Sans doute sommes-nous trop confiants dans le sentiment démocratique de la population, sans doute hésitons nous à contenir avec vigueur l’expression de ces extrémistes, eux-mêmes violents. Nous avons tort car la contagion nous guette et avec elle le retour de déviances que l’on croyait avoir chassées définitivement. Certes il y a un déficit dans l’analyse, mais cette situation appelle aussi une réponse ferme et forte. Elle  s’impose.
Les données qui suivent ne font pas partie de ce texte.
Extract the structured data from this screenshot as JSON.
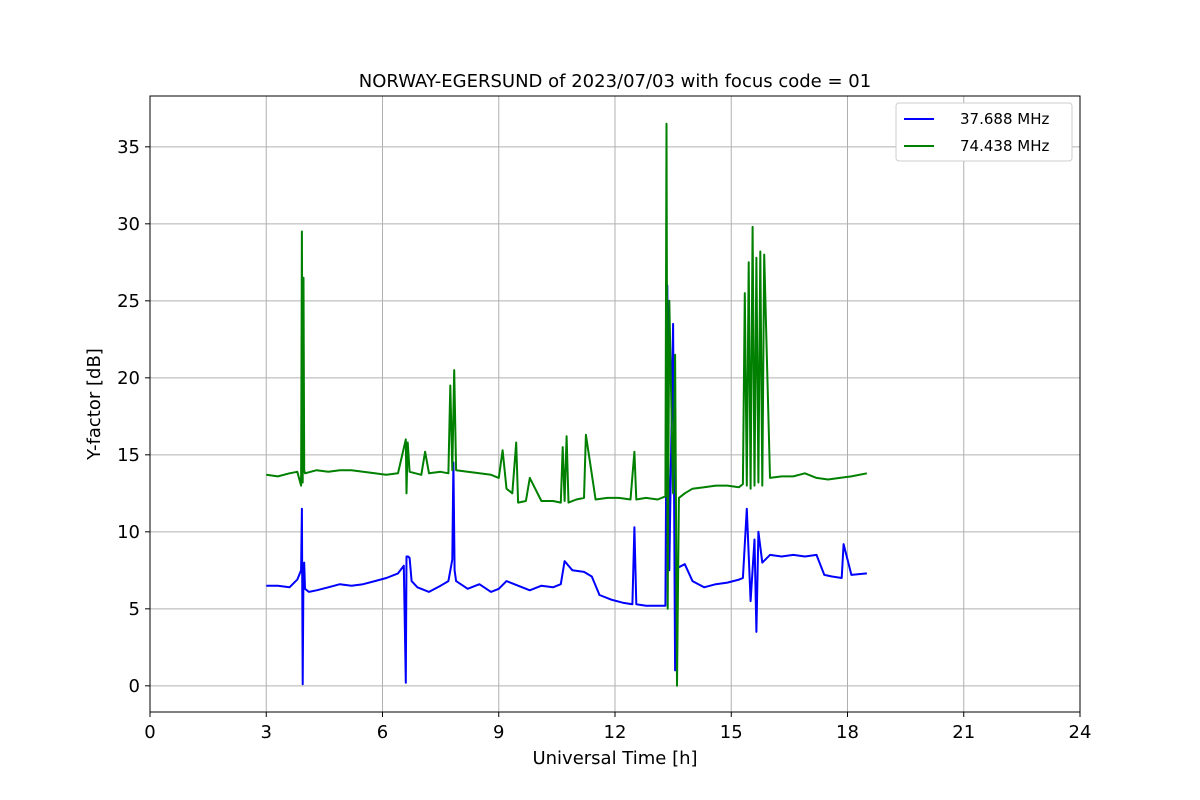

A l’évidence les européens sont inquiets, leurs angoisses les rendent nerveux et favorisent le repli identitaire. Le désarroi est réel: il est significatif que le parti vainqueur des élections, le PPE, ait choisi comme slogan de campagne, « l’Europe qui protège », une formule ambiguë, peu mobilisatrice et  pouvant apporter son lot habituel de malentendus. Jusqu’à aujourd’hui la mondialisation avait créé chez beaucoup un sentiment  diffus de confiance (sauf en France) et le message européen d’ouverture sur le monde était bien accueilli. Ce n’est plus le cas et les convictions en sortent ébranlées. L’Europe est suspectée de relayer la mondialisation, désormais honnie. La gauche voire l’extrême gauche aurait pu relever le défi protestataire. Tel n’a pas été le cas, dans le discours protestataire, la gauche et l’extrême gauche ont été supplantées par l’extrême droite. L’Union européenne et ses institutions prêtent trop passivement le flanc à la critique facile qu’ils s’agissent des immigrés, des roms, de l’islamophobie, l’élargissement dénoncé comme « sans fin » etc. Attitude dangereuse et persistante : lorsqu’une institution  comme la Commission européenne est interpellée sur la criminalisation du délit d’immigration clandestine en Italie, elle ne doit pas répondre que cela ne relève pas de la compétence de l’Union européenne, mais de la souveraineté absolue des Etats, comme il a été répondu par le porte-parole de Jacques Barrot à un journaliste qui l’interrogeait en salle de presse. C’est incontestablement un mauvais signal envoyé au mauvais moment. Plus raisonnable, l’appel du vice-président Jacques Barrot demandant que l’Union européenne engage une réflexion sur le port de la burqa. Demander qu’on engage ensemble une réflexion ce n’est pas appeler à légiférer pour ou contre le port de la burqa et poser d’emblée le problème de la compétence communautaire. C’est une démarche judicieuse: face aux grands problèmes de société, qu’ils relèvent ou non de la compétence exclusive des Etats, l’Union européenne ne peut pas se permettre de diverger, même si la contrainte juridique n’est pas toujours au rendez-vous. Par exemple concernant la criminalisation de l’immigration illégale, constatons que l’Italie dans l’état actuel des choses reste fortement minoritaire. Il faut oser en tirer les conséquences.